# Specific 3D Printers, Scanners, & Hardware > Peachy Printer Forum >  larger objects?

## cipher0

Some 3d printers today can print at 20x20x20cm. I've already heard that there is basically no size limit for Peachy and it depends on the sizeof the water tank you're using, but 3 questions come to my mind:

1) cheap chinese laser diodes have unstable beams, they look less like a point the more the distance, how much distance until the laser beam becomes unusable?

2) what are the sizes of the tanks that they sell (print size)?

3) In the videos they say tiny (few cm) prints took about an hour or more. How long will something like 10x10x10cm or even 20x20x20 cm objects that other printers print take? Days maybe?

The lack of any big print till this day makes me even more skeptical.
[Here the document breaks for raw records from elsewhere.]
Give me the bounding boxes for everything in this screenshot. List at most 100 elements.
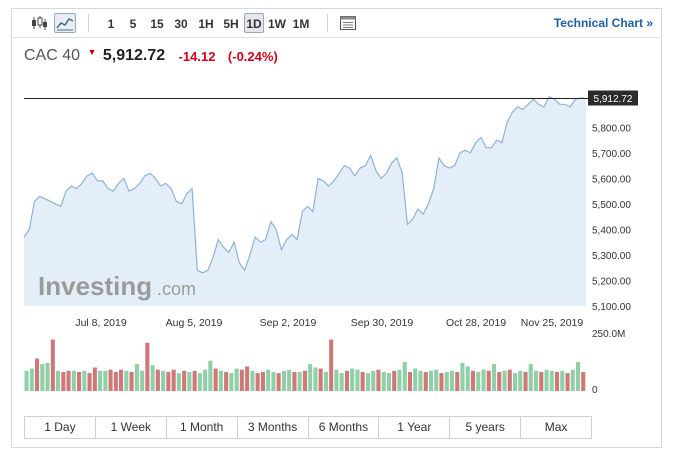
volume-bar — [71, 370, 76, 391]
volume-bar — [360, 372, 365, 391]
volume-bar — [518, 370, 523, 391]
y-tick-label: 5,400.00 — [592, 225, 631, 236]
interval-button-5[interactable]: 5 — [129, 17, 137, 31]
volume-bar — [245, 366, 250, 391]
volume-axis-top: 250.0M — [592, 329, 625, 340]
toolbar-divider — [88, 14, 89, 32]
volume-bar — [292, 372, 297, 391]
interval-button-30[interactable]: 30 — [174, 17, 188, 31]
volume-bar — [407, 372, 412, 391]
volume-bar — [344, 370, 349, 391]
x-tick-label: Sep 2, 2019 — [260, 317, 317, 329]
volume-bar — [402, 361, 407, 391]
volume-bar — [492, 364, 497, 391]
volume-bar — [355, 369, 360, 391]
volume-bar — [45, 363, 50, 391]
volume-bar — [24, 370, 29, 391]
volume-bar — [98, 370, 103, 391]
period-3-months[interactable]: 3 Months — [238, 417, 309, 438]
volume-bar — [161, 370, 166, 391]
volume-bar — [570, 369, 575, 391]
candlestick-icon[interactable] — [28, 13, 50, 33]
x-tick-label: Sep 30, 2019 — [351, 317, 414, 329]
volume-bar — [513, 373, 518, 391]
y-tick-label: 5,300.00 — [592, 251, 631, 262]
volume-bar — [539, 372, 544, 391]
interval-button-1m[interactable]: 1M — [292, 17, 310, 31]
y-tick-label: 5,200.00 — [592, 276, 631, 287]
watermark-text: Investing — [38, 271, 152, 301]
volume-bar — [581, 372, 586, 391]
volume-bar — [134, 364, 139, 391]
volume-bar — [166, 372, 171, 391]
volume-bar — [381, 372, 386, 391]
volume-bar — [297, 372, 302, 391]
data-table-icon[interactable] — [337, 13, 359, 33]
interval-button-15[interactable]: 15 — [150, 17, 164, 31]
x-tick-label: Oct 28, 2019 — [446, 317, 506, 329]
volume-bar — [329, 339, 334, 391]
volume-bar — [50, 339, 55, 391]
x-tick-label: Nov 25, 2019 — [521, 317, 584, 329]
price-change: -14.12 — [178, 48, 216, 64]
volume-bar — [197, 373, 202, 391]
volume-bar — [271, 372, 276, 391]
volume-bar — [397, 369, 402, 391]
volume-bar — [449, 370, 454, 391]
volume-bar — [250, 370, 255, 391]
period-1-day[interactable]: 1 Day — [25, 417, 96, 438]
volume-bar — [224, 372, 229, 391]
period-5-years[interactable]: 5 years — [450, 417, 522, 438]
volume-bar — [260, 372, 265, 391]
price-area — [24, 96, 586, 306]
period-1-week[interactable]: 1 Week — [96, 417, 167, 438]
volume-bar — [386, 373, 391, 391]
period-1-month[interactable]: 1 Month — [167, 417, 238, 438]
period-max[interactable]: Max — [544, 420, 568, 434]
volume-bar — [502, 370, 507, 391]
volume-bar — [444, 372, 449, 391]
volume-bar — [555, 372, 560, 391]
volume-bar — [560, 370, 565, 391]
period-selector: 1 Day 1 Week 1 Month 3 Months 6 Months 1 Year… — [24, 416, 592, 439]
instrument-name: CAC 40 — [24, 47, 81, 64]
interval-button-1d[interactable]: 1D — [244, 13, 264, 33]
volume-bar — [56, 370, 61, 391]
volume-bar — [439, 373, 444, 391]
volume-bar — [40, 364, 45, 391]
volume-bar — [455, 372, 460, 391]
interval-button-5h[interactable]: 5H — [223, 17, 239, 31]
chart-toolbar: 1 5 15 30 1H 5H 1D 1W 1M Technical Chart » — [12, 9, 661, 38]
volume-bar — [171, 369, 176, 391]
y-tick-label: 5,700.00 — [592, 149, 631, 160]
volume-bar — [192, 370, 197, 391]
period-1-year[interactable]: 1 Year — [379, 417, 451, 438]
volume-bar — [350, 368, 355, 391]
volume-bar — [187, 372, 192, 391]
volume-bar — [29, 368, 34, 391]
volume-bar — [108, 369, 113, 391]
price-chart[interactable]: Investing .com 5,912.72 5,100.00 5,200.00 5,3… — [12, 9, 661, 409]
line-chart-icon[interactable] — [54, 13, 76, 33]
volume-bar — [182, 370, 187, 391]
volume-bar — [565, 373, 570, 391]
volume-bar — [376, 369, 381, 391]
period-6-months[interactable]: 6 Months — [309, 417, 380, 438]
volume-bar — [176, 373, 181, 391]
interval-button-1w[interactable]: 1W — [268, 17, 286, 31]
volume-bar — [534, 370, 539, 391]
volume-bar — [276, 373, 281, 391]
x-tick-label: Jul 8, 2019 — [75, 317, 127, 329]
volume-bar — [339, 373, 344, 391]
y-tick-label: 5,500.00 — [592, 200, 631, 211]
interval-button-1[interactable]: 1 — [107, 17, 115, 31]
volume-bar — [213, 368, 218, 391]
volume-bar — [334, 369, 339, 391]
volume-bar — [77, 372, 82, 391]
x-tick-label: Aug 5, 2019 — [166, 317, 223, 329]
volume-bar — [229, 373, 234, 391]
interval-button-1h[interactable]: 1H — [198, 17, 214, 31]
volume-bar — [549, 370, 554, 391]
volume-bar — [418, 370, 423, 391]
technical-chart-link[interactable]: Technical Chart » — [553, 16, 653, 30]
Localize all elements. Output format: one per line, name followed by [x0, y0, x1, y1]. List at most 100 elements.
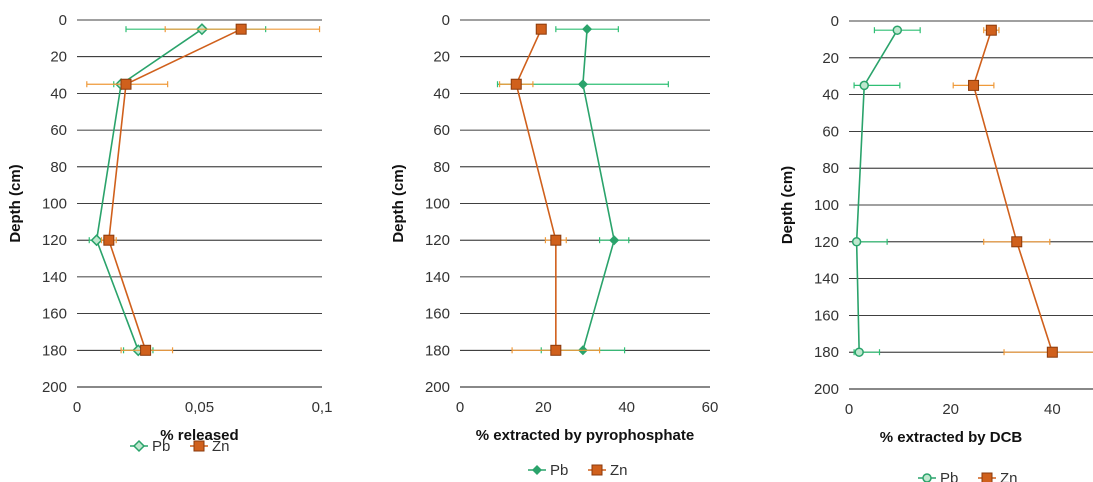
y-tick-label: 120 — [42, 232, 67, 249]
data-point — [854, 347, 864, 357]
plot-area — [851, 24, 1093, 358]
y-tick-label: 120 — [814, 234, 839, 251]
legend-label: Pb — [940, 470, 958, 482]
y-tick-label: 200 — [425, 379, 450, 396]
series-zn — [952, 24, 1093, 358]
legend-marker — [981, 472, 993, 482]
y-tick-label: 200 — [42, 379, 67, 396]
data-point — [577, 79, 588, 90]
y-tick-label: 40 — [433, 85, 450, 102]
series-pb — [851, 25, 921, 357]
data-point — [535, 23, 547, 35]
x-tick-label: 0 — [73, 399, 81, 416]
plot-area — [496, 23, 669, 356]
x-axis-title: % extracted by DCB — [880, 429, 1023, 446]
x-axis-title: % released — [160, 427, 238, 444]
legend-label: Pb — [152, 438, 170, 455]
legend-label: Zn — [212, 438, 230, 455]
data-point — [985, 24, 997, 36]
x-tick-label: 0,1 — [312, 399, 333, 416]
y-tick-label: 160 — [42, 306, 67, 323]
y-tick-label: 160 — [425, 306, 450, 323]
data-point — [892, 25, 903, 35]
x-tick-label: 40 — [1044, 401, 1061, 418]
y-tick-label: 160 — [814, 307, 839, 324]
data-point — [550, 344, 562, 356]
chart-1: 0 20 40 60 80 100 120 140 160 180 200 0 0,05 0,1 % rel… — [7, 12, 332, 455]
data-point — [550, 234, 562, 246]
series-zn — [86, 23, 321, 356]
x-axis-title: % extracted by pyrophosphate — [476, 427, 694, 444]
chart-3: 0 20 40 60 80 100 120 140 160 180 200 0 20 40 % extrac… — [779, 13, 1093, 482]
legend-marker — [591, 464, 603, 476]
y-tick-label: 100 — [425, 196, 450, 213]
series-line — [855, 29, 898, 353]
y-tick-label: 100 — [42, 196, 67, 213]
series-line — [108, 28, 242, 351]
y-tick-label: 80 — [50, 159, 67, 176]
series-pb — [88, 23, 267, 357]
data-point — [510, 78, 522, 90]
y-tick-label: 60 — [50, 122, 67, 139]
legend-label: Zn — [610, 462, 628, 479]
legend: Pb Zn — [528, 462, 628, 479]
y-tick-label: 120 — [425, 232, 450, 249]
y-tick-label: 60 — [822, 123, 839, 140]
y-tick-label: 80 — [433, 159, 450, 176]
y-axis-title: Depth (cm) — [390, 164, 407, 242]
y-tick-label: 20 — [50, 49, 67, 66]
y-tick-label: 20 — [822, 50, 839, 67]
y-tick-label: 140 — [814, 271, 839, 288]
data-point — [235, 23, 247, 35]
y-tick-label: 100 — [814, 197, 839, 214]
y-axis-title: Depth (cm) — [779, 166, 796, 244]
x-tick-label: 60 — [702, 399, 719, 416]
series-line — [582, 29, 615, 351]
y-tick-label: 40 — [822, 87, 839, 104]
data-point — [582, 24, 593, 35]
data-point — [1046, 346, 1058, 358]
legend: Pb Zn — [130, 438, 230, 455]
legend: Pb Zn — [918, 470, 1018, 482]
data-point — [103, 234, 115, 246]
y-tick-label: 200 — [814, 381, 839, 398]
series-line — [515, 28, 557, 351]
y-tick-label: 180 — [425, 342, 450, 359]
series-line — [972, 29, 1054, 353]
legend-marker — [132, 439, 146, 453]
y-tick-label: 0 — [59, 12, 67, 29]
data-point — [859, 80, 869, 91]
y-tick-label: 0 — [442, 12, 450, 29]
y-tick-label: 180 — [42, 342, 67, 359]
y-tick-label: 60 — [433, 122, 450, 139]
y-tick-label: 140 — [42, 269, 67, 286]
y-tick-label: 40 — [50, 85, 67, 102]
series-pb — [496, 24, 669, 356]
data-point — [968, 79, 980, 91]
legend-label: Zn — [1000, 470, 1018, 482]
x-tick-label: 20 — [942, 401, 959, 418]
data-point — [120, 78, 132, 90]
x-tick-label: 40 — [618, 399, 635, 416]
y-tick-label: 140 — [425, 269, 450, 286]
series-line — [95, 28, 203, 351]
chart-2: 0 20 40 60 80 100 120 140 160 180 200 0 20 40 60 % extr… — [390, 12, 718, 479]
legend-marker — [532, 465, 542, 475]
y-tick-label: 180 — [814, 344, 839, 361]
data-point — [90, 234, 103, 247]
plot-area — [86, 23, 321, 357]
y-tick-label: 80 — [822, 160, 839, 177]
x-tick-label: 0 — [456, 399, 464, 416]
legend-marker — [922, 473, 932, 482]
y-tick-label: 0 — [831, 13, 839, 30]
data-point — [1011, 236, 1023, 248]
data-point — [140, 344, 152, 356]
y-axis-title: Depth (cm) — [7, 164, 24, 242]
series-zn — [498, 23, 601, 356]
data-point — [609, 235, 620, 246]
x-tick-label: 20 — [535, 399, 552, 416]
x-tick-label: 0 — [845, 401, 853, 418]
y-tick-label: 20 — [433, 49, 450, 66]
legend-label: Pb — [550, 462, 568, 479]
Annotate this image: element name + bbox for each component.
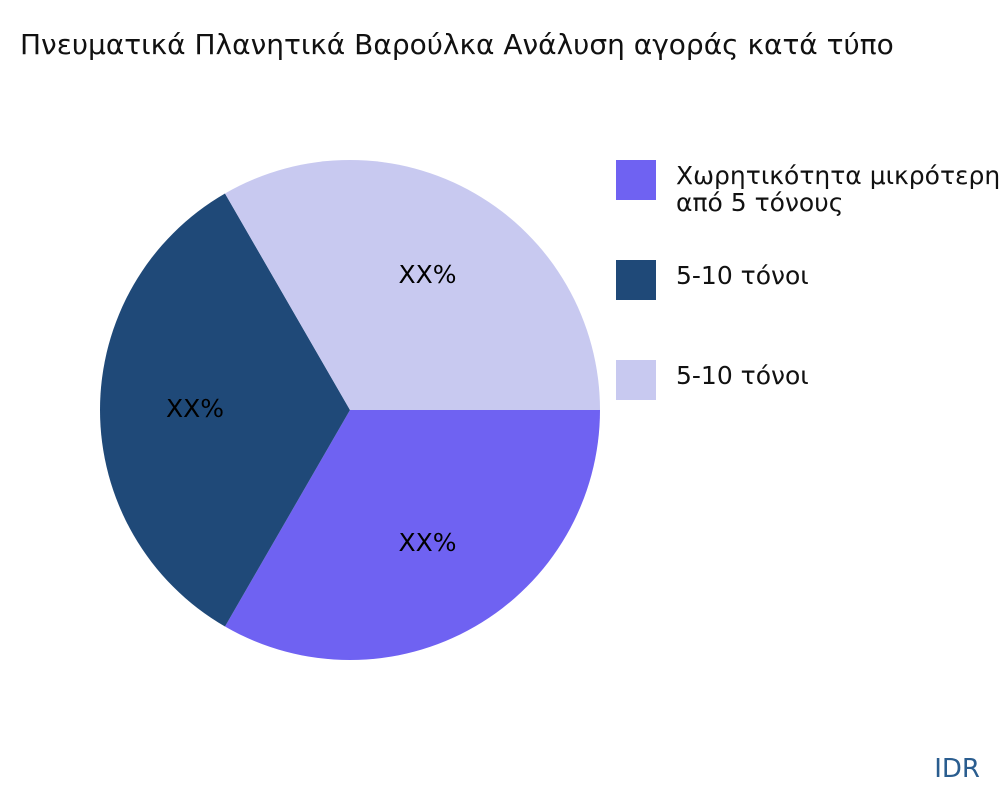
legend-label: 5-10 τόνοι bbox=[676, 261, 809, 290]
legend-label: 5-10 τόνοι bbox=[676, 361, 809, 390]
chart-title: Πνευματικά Πλανητικά Βαρούλκα Ανάλυση αγ… bbox=[20, 28, 894, 61]
source: IDR bbox=[934, 754, 980, 784]
pie-slice bbox=[225, 410, 600, 660]
legend-item: 5-10 τόνοι bbox=[616, 258, 1000, 358]
legend-swatch bbox=[616, 160, 656, 200]
legend-item: 5-10 τόνοι bbox=[616, 358, 1000, 458]
slice-label: XX% bbox=[166, 394, 224, 423]
slice-label: XX% bbox=[398, 260, 456, 289]
slice-label: XX% bbox=[398, 528, 456, 557]
legend-swatch bbox=[616, 360, 656, 400]
legend-swatch bbox=[616, 260, 656, 300]
legend-item: Χωρητικότητα μικρότερη από 5 τόνους bbox=[616, 158, 1000, 258]
legend: Χωρητικότητα μικρότερη από 5 τόνους 5-10 … bbox=[616, 158, 1000, 458]
legend-label: Χωρητικότητα μικρότερη από 5 τόνους bbox=[676, 161, 1000, 217]
pie-slice bbox=[225, 160, 600, 410]
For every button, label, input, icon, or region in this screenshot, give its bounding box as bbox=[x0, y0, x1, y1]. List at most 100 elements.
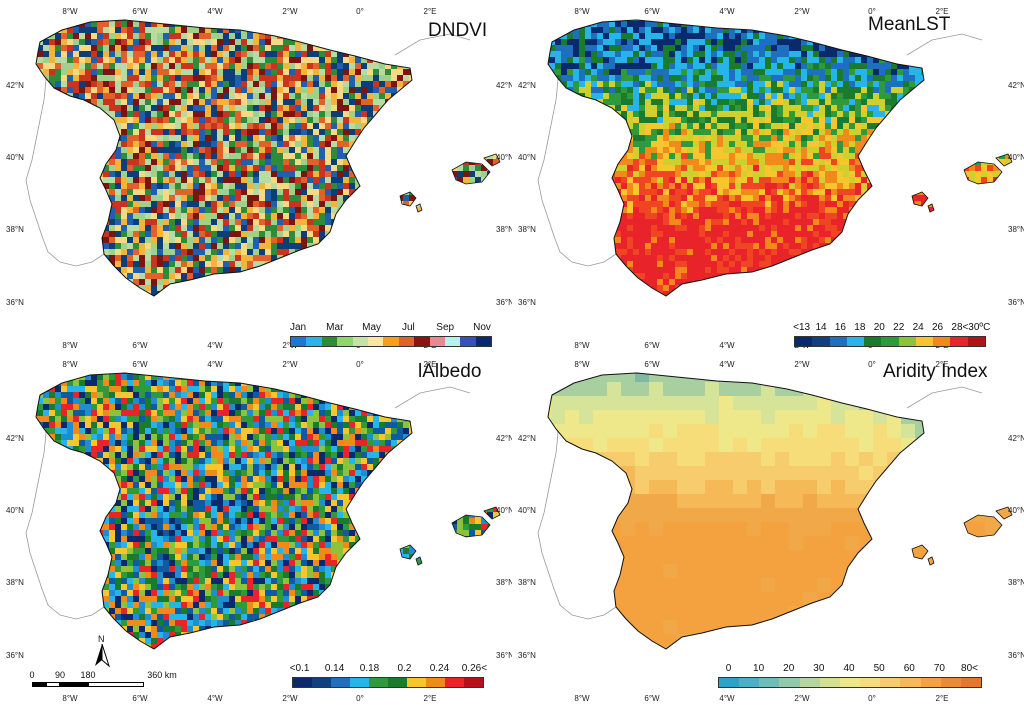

Of course I've heard the arguments that they spend time on other more important stuff, but can't they just get a notebook and spare Peachy printer and let it print in the background while they're doing their job? Doesn't sound like an excuse to me.

Don't want to sound so negative, I'd love to spend only <200$ on a 3d printer, but I see no excuse for the lack of real, normal size 3d print.

----------


## Compro01

3. I would imagine that depends on how picky you are about quality.  As they showed with the column prints, running an extreme number of layers and a slow drip rate will get beautiful prints, but will take a long time.

----------


## cipher0

3. I'm not very familiar with the technology. Am I correct in thinking that width and depth of the printed object almost won't affect the duration (because lasers are fast), only the height?

----------


## nka

Yes. I dont think they want to print a "big" something with bug in it. When they will have fixed most print artefacts, I'm sure we will see larger print.

Plus, there's the beta comming soon, some users might want to print "bigger" object.

----------


## Slatye

> 3. I'm not very familiar with the technology. Am I correct in thinking that width and depth of the printed object almost won't affect the duration (because lasers are fast), only the height?


They're fast, but not instantaneous. Keep in mind that the laser has to move slowly enough to actually cure the resin - it can't just zoom across at maximum speed. If the Peachy Pro has autofocus to deal with really big objects then there might also have to be delays for that.

----------